The US housing market is in the midst of a “deep recession” that could put pressure on the Federal Reserve to ease rate hikes, a prominent economist warned on Monday.
Homebuilder confidence fell for a ninth straight month in September as high mortgage rates and high prices pushed many buyers out of the market, according to the National Association of Home Builders.
Builder confidence fell to its lowest level since 2014 when excluding the early days of the COVID-19 pandemic, the index showed.
The prolonged decline in confidence shows that the housing market has been “in a slump all this year”, according to Pantheon Macroeconomics chief economist Ian Shepherdson.
“Activity is tracking mortgage applications with a lag, and early September numbers are dismal, even before the full hit from the rise in mortgage rates in recent weeks works through,” Shepherdson said in a note to clients on Monday.

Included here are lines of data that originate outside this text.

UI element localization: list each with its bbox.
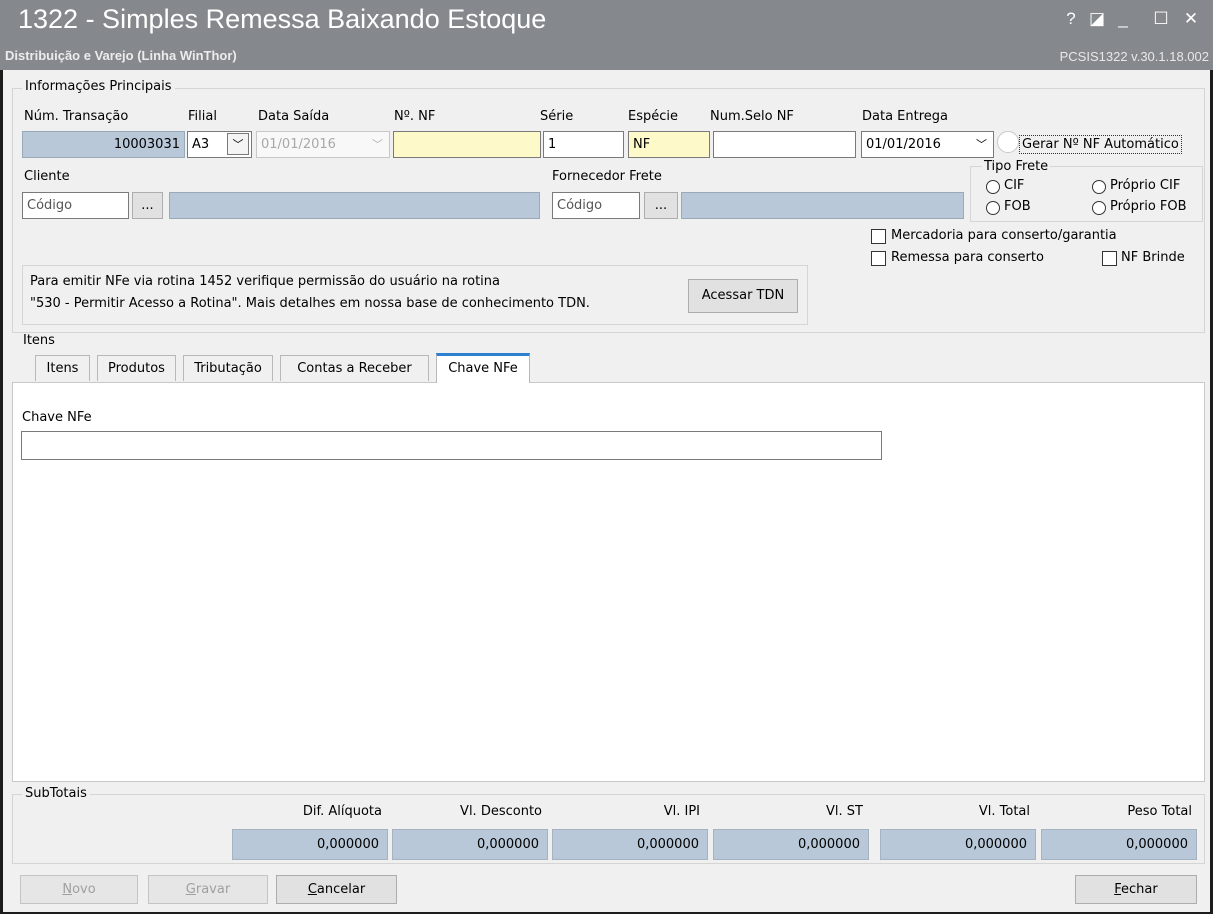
vl-st-label: Vl. ST [826, 804, 863, 819]
maximize-icon[interactable]: ☐ [1150, 8, 1172, 30]
restore-icon[interactable]: ◪ [1086, 8, 1108, 30]
vl-st-value: 0,000000 [713, 829, 869, 860]
nf-brinde-checkbox[interactable] [1102, 251, 1117, 266]
cancelar-button[interactable]: Cancelar [276, 875, 397, 904]
fornecedor-code-field[interactable]: Código [552, 192, 640, 219]
novo-label: ovo [72, 882, 96, 897]
cliente-label: Cliente [24, 169, 70, 184]
chave-nfe-label: Chave NFe [22, 410, 92, 425]
num-selo-label: Num.Selo NF [710, 109, 794, 124]
gerar-nf-label[interactable]: Gerar Nº NF Automático [1019, 135, 1182, 154]
cancelar-label: ancelar [316, 882, 366, 897]
proprio-cif-label: Próprio CIF [1110, 178, 1181, 193]
fechar-accel: F [1114, 882, 1122, 897]
novo-button: Novo [20, 875, 138, 904]
dif-aliquota-value: 0,000000 [232, 829, 388, 860]
dif-aliquota-label: Dif. Alíquota [302, 804, 382, 819]
proprio-cif-radio[interactable] [1092, 180, 1106, 194]
tab-tributacao[interactable]: Tributação [183, 355, 273, 381]
version-label: PCSIS1322 v.30.1.18.002 [1059, 49, 1209, 64]
data-entrega-value: 01/01/2016 [866, 137, 941, 152]
data-saida-value: 01/01/2016 [261, 137, 336, 152]
data-entrega-field[interactable]: 01/01/2016 ﹀ [861, 131, 994, 158]
fob-radio[interactable] [986, 201, 1000, 215]
tab-contas-a-receber[interactable]: Contas a Receber [280, 355, 429, 381]
data-entrega-label: Data Entrega [862, 109, 948, 124]
acessar-tdn-button[interactable]: Acessar TDN [688, 279, 798, 313]
chevron-down-icon: ﹀ [372, 138, 383, 151]
num-transacao-field[interactable]: 10003031 [22, 131, 185, 158]
vl-desconto-label: Vl. Desconto [460, 804, 542, 819]
title-bar: 1322 - Simples Remessa Baixando Estoque … [0, 0, 1213, 70]
remessa-checkbox[interactable] [871, 251, 886, 266]
cliente-name-field [169, 192, 540, 219]
filial-value: A3 [192, 137, 210, 152]
fornecedor-name-field [681, 192, 964, 219]
vl-total-value: 0,000000 [880, 829, 1036, 860]
tdn-notice-line2: "530 - Permitir Acesso a Rotina". Mais d… [30, 296, 590, 311]
window-title: 1322 - Simples Remessa Baixando Estoque [18, 4, 547, 34]
vl-ipi-value: 0,000000 [552, 829, 708, 860]
serie-label: Série [540, 109, 574, 124]
peso-total-label: Peso Total [1127, 804, 1192, 819]
nf-brinde-label: NF Brinde [1121, 250, 1185, 265]
chevron-down-icon[interactable]: ﹀ [976, 132, 987, 157]
tipo-frete-title: Tipo Frete [982, 159, 1051, 174]
cancelar-accel: C [307, 882, 317, 897]
fechar-button[interactable]: Fechar [1075, 875, 1197, 904]
tab-itens[interactable]: Itens [35, 355, 90, 381]
minimize-icon[interactable]: _ [1112, 8, 1134, 30]
num-selo-field[interactable] [713, 131, 856, 158]
cliente-lookup-button[interactable]: ... [132, 192, 163, 219]
serie-field[interactable]: 1 [543, 131, 624, 158]
main-info-title: Informações Principais [22, 79, 175, 94]
vl-desconto-value: 0,000000 [392, 829, 548, 860]
cliente-code-field[interactable]: Código [22, 192, 129, 219]
tdn-notice-line1: Para emitir NFe via rotina 1452 verifiqu… [30, 274, 500, 289]
especie-field[interactable]: NF [628, 131, 710, 158]
proprio-fob-label: Próprio FOB [1110, 199, 1187, 214]
chave-nfe-field[interactable] [21, 431, 882, 460]
especie-label: Espécie [628, 109, 678, 124]
items-group-title: Itens [23, 333, 55, 348]
gerar-nf-toggle[interactable] [997, 131, 1019, 153]
vl-ipi-label: Vl. IPI [663, 804, 700, 819]
proprio-fob-radio[interactable] [1092, 201, 1106, 215]
num-transacao-label: Núm. Transação [24, 109, 129, 124]
num-nf-label: Nº. NF [394, 109, 436, 124]
tab-produtos[interactable]: Produtos [97, 355, 176, 381]
fob-label: FOB [1004, 199, 1031, 214]
fornecedor-lookup-button[interactable]: ... [644, 192, 678, 219]
close-icon[interactable]: ✕ [1180, 8, 1202, 30]
peso-total-value: 0,000000 [1041, 829, 1197, 860]
help-icon[interactable]: ? [1060, 8, 1082, 30]
tab-chave-nfe[interactable]: Chave NFe [436, 353, 530, 383]
filial-label: Filial [188, 109, 217, 124]
gravar-label: ravar [195, 882, 231, 897]
fechar-label: echar [1121, 882, 1158, 897]
cif-radio[interactable] [986, 180, 1000, 194]
mercadoria-checkbox[interactable] [871, 229, 886, 244]
cif-label: CIF [1004, 178, 1025, 193]
gravar-accel: G [185, 882, 196, 897]
data-saida-field: 01/01/2016 ﹀ [256, 131, 390, 158]
chevron-down-icon[interactable]: ﹀ [227, 133, 249, 155]
vl-total-label: Vl. Total [978, 804, 1030, 819]
novo-accel: N [62, 882, 73, 897]
fornecedor-frete-label: Fornecedor Frete [552, 169, 662, 184]
subtotals-title: SubTotais [22, 786, 90, 801]
gravar-button: Gravar [148, 875, 268, 904]
remessa-label: Remessa para conserto [891, 250, 1044, 265]
window-subtitle: Distribuição e Varejo (Linha WinThor) [5, 48, 237, 63]
num-nf-field[interactable] [393, 131, 541, 158]
data-saida-label: Data Saída [258, 109, 330, 124]
mercadoria-label: Mercadoria para conserto/garantia [891, 228, 1117, 243]
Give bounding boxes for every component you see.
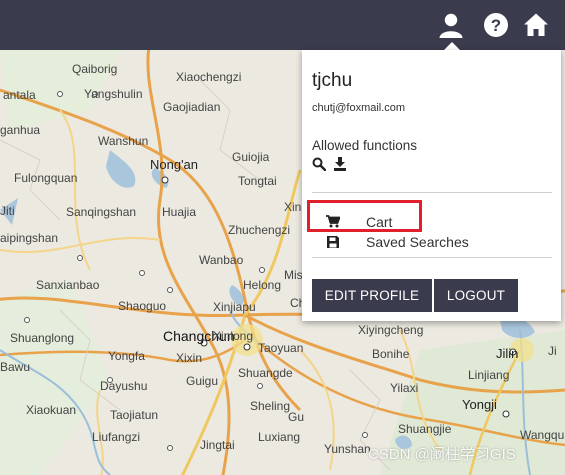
- map-label: Xin: [284, 200, 302, 214]
- svg-text:?: ?: [491, 16, 501, 35]
- map-label: Yilaxi: [390, 381, 419, 395]
- help-icon[interactable]: ?: [479, 8, 513, 42]
- map-label: Yangshulin: [84, 87, 143, 101]
- user-profile-dropdown: tjchu chutj@foxmail.com Allowed function…: [302, 50, 561, 321]
- map-label: Bawu: [0, 360, 31, 374]
- menu-item-cart[interactable]: Cart: [312, 212, 552, 232]
- map-label: Bonihe: [372, 347, 410, 361]
- map-label: Zhuchengzi: [228, 223, 291, 237]
- map-label: Qaiborig: [72, 62, 118, 76]
- map-label: Sanxianbao: [36, 278, 100, 292]
- map-label: Gaojiadian: [163, 100, 221, 114]
- map-label: Jingtai: [200, 438, 235, 452]
- map-label: Liufangzi: [92, 430, 141, 444]
- map-label: Xinlong: [213, 329, 254, 343]
- map-label: antala: [3, 88, 36, 102]
- map-label: Huajia: [162, 205, 197, 219]
- map-label: Mis: [284, 268, 303, 282]
- divider: [312, 192, 552, 193]
- download-icon: [333, 157, 347, 176]
- map-label: Xixin: [176, 351, 203, 365]
- menu-item-label: Saved Searches: [366, 234, 469, 250]
- map-label: Xiaochengzi: [176, 70, 242, 84]
- map-label: Gu: [288, 410, 305, 424]
- map-label: Dayushu: [100, 379, 148, 393]
- map-label: aipingshan: [0, 231, 59, 245]
- map-label: Guigu: [186, 374, 219, 388]
- map-label: Wanshun: [98, 134, 149, 148]
- map-label: Shaoguo: [118, 299, 167, 313]
- top-header-bar: ?: [0, 0, 565, 50]
- map-label: Sheling: [250, 399, 291, 413]
- username: tjchu: [312, 70, 353, 91]
- map-label: Helong: [243, 278, 282, 292]
- map-label: Fulongquan: [14, 171, 78, 185]
- map-label: Guiojia: [232, 150, 270, 164]
- map-label: Xiyingcheng: [358, 323, 424, 337]
- map-label: Sanqingshan: [66, 205, 137, 219]
- user-email: chutj@foxmail.com: [312, 102, 406, 114]
- logout-button[interactable]: LOGOUT: [434, 279, 518, 312]
- map-label: Shuangde: [238, 366, 293, 380]
- saved-searches-icon: [326, 235, 340, 254]
- cart-icon: [326, 215, 341, 233]
- map-label: Ji: [548, 344, 557, 358]
- map-label: Taojiatun: [110, 408, 159, 422]
- map-label: Shuanglong: [10, 331, 75, 345]
- map-label: Jilin: [496, 346, 519, 361]
- map-label: Xiaokuan: [26, 403, 77, 417]
- menu-item-label: Cart: [366, 214, 393, 230]
- map-label: Yongfa: [108, 349, 145, 363]
- map-label: Yongji: [462, 397, 497, 412]
- dropdown-caret: [444, 42, 460, 50]
- map-label: Wanbao: [199, 253, 244, 267]
- allowed-functions-icons: [312, 157, 347, 176]
- allowed-functions-label: Allowed functions: [312, 138, 418, 153]
- map-label: ganhua: [0, 123, 41, 137]
- search-icon: [312, 157, 327, 176]
- edit-profile-button[interactable]: EDIT PROFILE: [312, 279, 432, 312]
- map-label: Yunshan: [324, 442, 371, 456]
- map-label: Luxiang: [258, 430, 301, 444]
- divider: [312, 257, 552, 258]
- map-label: Tongtai: [238, 174, 277, 188]
- map-label: Taoyuan: [258, 341, 304, 355]
- map-label: Xinjiapu: [213, 300, 256, 314]
- map-label: Nong'an: [150, 157, 199, 172]
- map-label: Wangqu: [520, 428, 565, 442]
- user-icon[interactable]: [434, 8, 468, 42]
- map-label: Shuangjie: [398, 422, 452, 436]
- watermark: CSDN @阚柱学习GIS: [368, 446, 516, 463]
- map-label: Linjiang: [468, 368, 510, 382]
- home-icon[interactable]: [519, 8, 553, 42]
- map-label: Jiti: [0, 204, 15, 218]
- menu-item-saved-searches[interactable]: Saved Searches: [312, 232, 552, 252]
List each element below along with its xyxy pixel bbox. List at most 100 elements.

“In short, the housing market is in a deep recession, which is already hammering homebuilders and will soon squeeze home-related retail sales,” he added.
The NAHB index’s monthly decline in September was more severe than analysts expected and coincided with a rise in mortgage rates. The average 30-year mortgage rate topped 6% for the first time since the housing market imploded in 2008 during the Great Recession.
Mortgage rates have risen as the Fed moves forward with a series of rate hikes aimed at curbing decades of high inflation.
Central bank officials are expected to implement another larger-than-normal hike of three-quarters of a percentage point, or 75 basis points, after meeting this week, with some analysts suggesting an unprecedented full-point hike could be in the offing. A basis point is 1/100 of a percentage point.
But troubling signs in the housing market could prompt the Fed to reconsider its plan, according to Shepherdson.
“The longer and deeper the housing recession gets, the more pressure it will put on the Fed to slow the pace of tightening,” he wrote.
“Markets are currently pricing in an 80% chance of another 75 (basis point) increase in November, but we think 50bp is much more likely and the poor state of the housing market is a key factor in our forecast,” he added.
As The Post has reported, a slowdown in buying activity is already resulting in home price cuts in some markets, with the most severe declines in areas that were “overheated” during the COVID-19 pandemic.
Robert Dietz, chief economist for the National Association of Home Builders, said the ongoing housing recession “shows no signs of abating.”
“In this soft market, more than half of the builders in our survey reported using incentives to boost sales, including mortgage rebates, free amenities and price reductions,” Dietz said.